Out-of-Wedlock Childbearing


Today, one child in three is born out of wedlock. Only 14 percent of these births occur to women under the age of 18. Most occur to women in their early twenties.[14] Thus, giving birth control to teens in high school through safe-sex programs will have little effect on out-of-wedlock childbearing.
Nearly half of the mothers who give birth outside marriage are cohabiting with the child's father at the time of birth.[15] These fathers, like the mothers, are typically in their early twenties. Out-of-wedlock childbearing is, thus, not the result of teenagers' lack of knowledge about birth control or a lack of availability of birth control. Rather, it is part of a crisis in the relationships of young adult men and women. Out-of-wedlock childbearing, in most cases, occurs because young adult men and women are unable to develop committed, loving marital relationships. Abstinence programs, therefore, which focus on developing loving and enduring relationships and preparation for successful marriages, are an essential first step in reducing future levels of out-of-wedlock births.
The Silent Scandal: Promoting Teen Sex


With millions of dollars in sex-education programs at stake, it is not surprising that the groups that have previously dominated the arena have taken action to block the growing movement to abstinence-only education. Such organizations, including the Sexuality Information and education Council of the United States (SEICUS), Planned Parenthood, and the National Abortion and Reproductive Rights Action League (NARAL), have been prime supporters of "safe-sex" programs for youth, which entail guidance on the use of condoms and other means of contraception while giving a condescending nod to abstinence. Clearly, the caveat that says "and if you do engage in sex, this is how you should do it" substantially weakens an admonition against early non-marital sexual activity.
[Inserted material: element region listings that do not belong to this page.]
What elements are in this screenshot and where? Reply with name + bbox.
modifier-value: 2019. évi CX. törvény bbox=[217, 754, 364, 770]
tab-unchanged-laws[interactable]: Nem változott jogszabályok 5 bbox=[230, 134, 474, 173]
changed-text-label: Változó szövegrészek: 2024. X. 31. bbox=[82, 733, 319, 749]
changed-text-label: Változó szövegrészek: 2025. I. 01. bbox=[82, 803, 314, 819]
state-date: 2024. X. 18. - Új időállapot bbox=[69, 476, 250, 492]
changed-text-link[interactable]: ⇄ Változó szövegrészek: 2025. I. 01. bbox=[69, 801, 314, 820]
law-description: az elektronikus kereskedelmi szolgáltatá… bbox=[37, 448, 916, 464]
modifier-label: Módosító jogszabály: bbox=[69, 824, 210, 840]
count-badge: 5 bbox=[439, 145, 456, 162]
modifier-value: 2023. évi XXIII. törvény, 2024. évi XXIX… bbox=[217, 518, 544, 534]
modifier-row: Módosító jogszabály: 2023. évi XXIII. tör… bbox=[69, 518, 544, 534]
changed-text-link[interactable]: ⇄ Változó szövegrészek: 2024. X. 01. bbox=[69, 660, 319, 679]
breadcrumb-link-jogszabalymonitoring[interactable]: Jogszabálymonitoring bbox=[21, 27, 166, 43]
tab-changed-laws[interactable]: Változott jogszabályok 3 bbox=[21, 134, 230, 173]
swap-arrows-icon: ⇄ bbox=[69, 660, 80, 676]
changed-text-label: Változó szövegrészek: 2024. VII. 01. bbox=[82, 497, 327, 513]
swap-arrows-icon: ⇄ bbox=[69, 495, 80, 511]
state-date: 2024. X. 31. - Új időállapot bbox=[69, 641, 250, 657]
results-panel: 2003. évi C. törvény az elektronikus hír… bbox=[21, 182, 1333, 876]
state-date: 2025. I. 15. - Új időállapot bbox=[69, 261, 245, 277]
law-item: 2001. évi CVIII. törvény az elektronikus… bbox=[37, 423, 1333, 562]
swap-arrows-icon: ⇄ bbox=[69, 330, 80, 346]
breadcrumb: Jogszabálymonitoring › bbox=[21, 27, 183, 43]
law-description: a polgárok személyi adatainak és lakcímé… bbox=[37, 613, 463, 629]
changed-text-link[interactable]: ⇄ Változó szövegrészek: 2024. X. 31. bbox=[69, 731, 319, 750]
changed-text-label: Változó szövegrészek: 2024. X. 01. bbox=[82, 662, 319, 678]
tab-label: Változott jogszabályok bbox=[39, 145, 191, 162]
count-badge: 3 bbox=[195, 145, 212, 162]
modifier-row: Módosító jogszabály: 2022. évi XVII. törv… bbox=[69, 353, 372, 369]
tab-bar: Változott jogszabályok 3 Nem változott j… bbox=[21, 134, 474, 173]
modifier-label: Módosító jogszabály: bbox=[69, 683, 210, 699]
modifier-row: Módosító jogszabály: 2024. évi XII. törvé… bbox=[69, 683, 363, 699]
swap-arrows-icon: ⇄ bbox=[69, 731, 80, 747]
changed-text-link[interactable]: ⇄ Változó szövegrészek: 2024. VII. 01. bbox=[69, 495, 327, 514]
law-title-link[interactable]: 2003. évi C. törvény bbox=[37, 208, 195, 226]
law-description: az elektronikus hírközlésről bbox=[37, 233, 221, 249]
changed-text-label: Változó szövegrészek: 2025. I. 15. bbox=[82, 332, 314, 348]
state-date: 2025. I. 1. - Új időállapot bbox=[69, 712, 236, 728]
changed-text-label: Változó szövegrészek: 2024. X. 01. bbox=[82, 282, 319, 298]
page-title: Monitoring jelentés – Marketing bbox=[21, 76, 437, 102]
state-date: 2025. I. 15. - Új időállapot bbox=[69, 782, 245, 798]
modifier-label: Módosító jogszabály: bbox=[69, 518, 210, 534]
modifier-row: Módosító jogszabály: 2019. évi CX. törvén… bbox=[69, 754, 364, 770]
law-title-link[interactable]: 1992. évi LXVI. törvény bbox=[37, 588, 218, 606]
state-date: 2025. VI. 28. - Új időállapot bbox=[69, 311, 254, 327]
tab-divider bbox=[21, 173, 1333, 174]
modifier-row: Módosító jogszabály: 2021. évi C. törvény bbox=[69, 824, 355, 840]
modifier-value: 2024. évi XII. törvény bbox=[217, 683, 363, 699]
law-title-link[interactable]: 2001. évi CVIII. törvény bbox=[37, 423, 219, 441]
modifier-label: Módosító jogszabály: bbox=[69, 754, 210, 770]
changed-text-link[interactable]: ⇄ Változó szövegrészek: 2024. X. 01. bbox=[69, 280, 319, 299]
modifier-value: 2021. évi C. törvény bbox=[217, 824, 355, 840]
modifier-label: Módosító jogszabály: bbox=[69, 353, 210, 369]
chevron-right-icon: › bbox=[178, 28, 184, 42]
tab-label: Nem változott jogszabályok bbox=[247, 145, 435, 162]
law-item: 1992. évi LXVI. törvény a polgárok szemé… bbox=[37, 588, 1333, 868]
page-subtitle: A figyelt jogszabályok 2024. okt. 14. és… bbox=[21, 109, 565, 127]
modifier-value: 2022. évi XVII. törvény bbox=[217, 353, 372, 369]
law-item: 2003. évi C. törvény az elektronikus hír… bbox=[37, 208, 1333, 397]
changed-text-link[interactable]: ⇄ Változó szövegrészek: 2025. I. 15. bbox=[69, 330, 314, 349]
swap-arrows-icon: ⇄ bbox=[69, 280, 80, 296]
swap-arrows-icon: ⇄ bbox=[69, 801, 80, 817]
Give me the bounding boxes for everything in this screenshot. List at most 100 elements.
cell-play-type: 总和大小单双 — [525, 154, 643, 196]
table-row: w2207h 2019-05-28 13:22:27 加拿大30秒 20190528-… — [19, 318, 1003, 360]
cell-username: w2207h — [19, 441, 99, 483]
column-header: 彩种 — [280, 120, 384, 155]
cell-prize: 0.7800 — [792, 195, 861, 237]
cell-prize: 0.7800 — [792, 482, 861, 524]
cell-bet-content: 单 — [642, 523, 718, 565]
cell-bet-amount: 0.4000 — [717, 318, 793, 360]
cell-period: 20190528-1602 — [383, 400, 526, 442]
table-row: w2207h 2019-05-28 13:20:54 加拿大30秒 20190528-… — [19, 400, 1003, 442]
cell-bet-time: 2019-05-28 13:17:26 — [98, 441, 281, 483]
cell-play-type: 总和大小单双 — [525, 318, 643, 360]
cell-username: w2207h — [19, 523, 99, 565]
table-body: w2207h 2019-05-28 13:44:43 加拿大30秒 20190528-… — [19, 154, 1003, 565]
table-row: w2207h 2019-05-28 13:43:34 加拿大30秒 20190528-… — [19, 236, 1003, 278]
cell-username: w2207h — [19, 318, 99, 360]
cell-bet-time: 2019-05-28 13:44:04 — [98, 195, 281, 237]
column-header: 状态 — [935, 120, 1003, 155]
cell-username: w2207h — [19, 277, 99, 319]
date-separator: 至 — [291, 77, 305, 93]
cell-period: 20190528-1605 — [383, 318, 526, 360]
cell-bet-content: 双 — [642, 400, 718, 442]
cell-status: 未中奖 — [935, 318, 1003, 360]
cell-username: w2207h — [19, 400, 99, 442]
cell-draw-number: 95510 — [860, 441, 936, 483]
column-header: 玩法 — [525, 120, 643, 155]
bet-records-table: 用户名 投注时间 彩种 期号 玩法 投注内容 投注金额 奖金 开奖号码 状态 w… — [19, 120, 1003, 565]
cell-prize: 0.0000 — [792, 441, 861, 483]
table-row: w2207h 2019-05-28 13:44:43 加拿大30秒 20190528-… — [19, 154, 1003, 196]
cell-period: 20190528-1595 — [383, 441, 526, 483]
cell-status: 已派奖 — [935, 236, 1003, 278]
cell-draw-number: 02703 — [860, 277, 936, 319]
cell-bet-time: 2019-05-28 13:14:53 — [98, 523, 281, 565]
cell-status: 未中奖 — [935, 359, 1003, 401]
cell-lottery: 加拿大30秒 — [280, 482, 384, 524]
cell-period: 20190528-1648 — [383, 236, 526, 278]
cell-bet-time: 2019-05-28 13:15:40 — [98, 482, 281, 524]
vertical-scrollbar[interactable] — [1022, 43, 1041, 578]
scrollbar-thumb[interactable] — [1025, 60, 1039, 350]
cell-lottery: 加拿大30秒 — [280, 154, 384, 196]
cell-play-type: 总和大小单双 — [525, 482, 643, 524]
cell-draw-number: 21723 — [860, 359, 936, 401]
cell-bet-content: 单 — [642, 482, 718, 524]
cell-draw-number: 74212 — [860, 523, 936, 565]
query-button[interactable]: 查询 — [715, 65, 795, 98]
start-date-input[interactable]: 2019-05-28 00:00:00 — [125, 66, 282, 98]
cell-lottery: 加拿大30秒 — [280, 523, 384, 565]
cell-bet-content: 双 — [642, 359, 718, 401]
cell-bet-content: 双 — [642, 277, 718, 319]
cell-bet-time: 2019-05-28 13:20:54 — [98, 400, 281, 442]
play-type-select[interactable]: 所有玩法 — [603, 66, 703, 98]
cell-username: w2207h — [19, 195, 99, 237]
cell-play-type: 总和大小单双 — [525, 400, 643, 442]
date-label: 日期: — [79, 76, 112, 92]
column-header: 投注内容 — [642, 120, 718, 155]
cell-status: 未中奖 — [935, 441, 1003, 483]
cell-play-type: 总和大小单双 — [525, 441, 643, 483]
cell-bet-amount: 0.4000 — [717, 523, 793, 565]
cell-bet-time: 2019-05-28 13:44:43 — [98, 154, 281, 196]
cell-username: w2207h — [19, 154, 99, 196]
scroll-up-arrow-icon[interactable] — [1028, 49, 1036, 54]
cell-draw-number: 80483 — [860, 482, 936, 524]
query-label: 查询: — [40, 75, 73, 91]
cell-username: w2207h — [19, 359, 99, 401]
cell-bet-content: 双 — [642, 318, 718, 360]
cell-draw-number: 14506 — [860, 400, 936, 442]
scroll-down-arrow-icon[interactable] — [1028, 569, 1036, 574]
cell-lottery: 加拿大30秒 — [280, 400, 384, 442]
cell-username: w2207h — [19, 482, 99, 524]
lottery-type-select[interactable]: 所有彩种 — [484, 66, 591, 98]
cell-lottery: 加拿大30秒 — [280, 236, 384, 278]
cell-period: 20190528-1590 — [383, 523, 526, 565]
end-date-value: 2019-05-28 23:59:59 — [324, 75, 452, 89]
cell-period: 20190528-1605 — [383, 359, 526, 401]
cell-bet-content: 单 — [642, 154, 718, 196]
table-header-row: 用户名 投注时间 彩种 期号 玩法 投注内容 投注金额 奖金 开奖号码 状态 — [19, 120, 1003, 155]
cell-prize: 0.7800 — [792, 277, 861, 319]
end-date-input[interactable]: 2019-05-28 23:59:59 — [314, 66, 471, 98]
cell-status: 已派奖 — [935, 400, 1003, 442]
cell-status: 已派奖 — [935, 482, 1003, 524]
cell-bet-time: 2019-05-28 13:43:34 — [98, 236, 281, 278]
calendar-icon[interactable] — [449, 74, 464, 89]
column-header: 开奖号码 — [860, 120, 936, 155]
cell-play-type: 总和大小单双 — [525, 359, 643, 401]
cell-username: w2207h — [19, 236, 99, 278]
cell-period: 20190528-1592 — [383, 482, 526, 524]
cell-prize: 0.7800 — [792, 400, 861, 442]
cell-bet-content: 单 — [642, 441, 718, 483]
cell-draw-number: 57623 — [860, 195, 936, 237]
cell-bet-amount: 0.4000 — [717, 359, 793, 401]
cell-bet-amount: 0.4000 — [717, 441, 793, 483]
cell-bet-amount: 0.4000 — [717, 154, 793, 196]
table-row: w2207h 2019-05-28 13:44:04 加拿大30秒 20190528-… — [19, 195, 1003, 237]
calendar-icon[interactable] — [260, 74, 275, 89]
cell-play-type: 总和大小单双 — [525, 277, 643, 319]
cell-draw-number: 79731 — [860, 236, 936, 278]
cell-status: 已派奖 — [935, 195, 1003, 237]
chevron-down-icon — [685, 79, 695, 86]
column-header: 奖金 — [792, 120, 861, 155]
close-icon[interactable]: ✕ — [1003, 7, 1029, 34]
Not only do such programs, by their very nature, minimize the abstinence component of sex education, but many of these programs also implicitly encourage sexual activity among the youths they teach. Guidelines developed by SEICUS, for example, include teaching children aged five through eight about masturbation and teaching youths aged 9 through 12 about alternative sexual activities such as mutual masturbation, "outercourse," and oral sex.[16] In addition, the SEICUS guidelines suggest informing youths aged 16 through 18 that sexual activity can include bathing or showering together as well as oral, vaginal, or anal intercourse, and that they can use erotic photographs, movies, or literature to enhance their sexual fantasies when alone or with a partner. Not only do such activities carry their own risks for youth, but they are also likely to increase the incidence of sexual intercourse.

In recent years, parental support for real abstinence education has grown. Because of this, many traditional safe-sex programs now take to calling themselves "abstinence plus" or "abstinence-based" education. In reality, there is little abstinence training in "abstinence-based" education. Instead, these programs are thinly disguised efforts to promote condom use. The actual content of most "abstinence plus" curricula would be alarming to most parents. For example, such programs typically have condom use exercises in which middle school students practice unrolling condoms on cucumbers or dildoes.[17]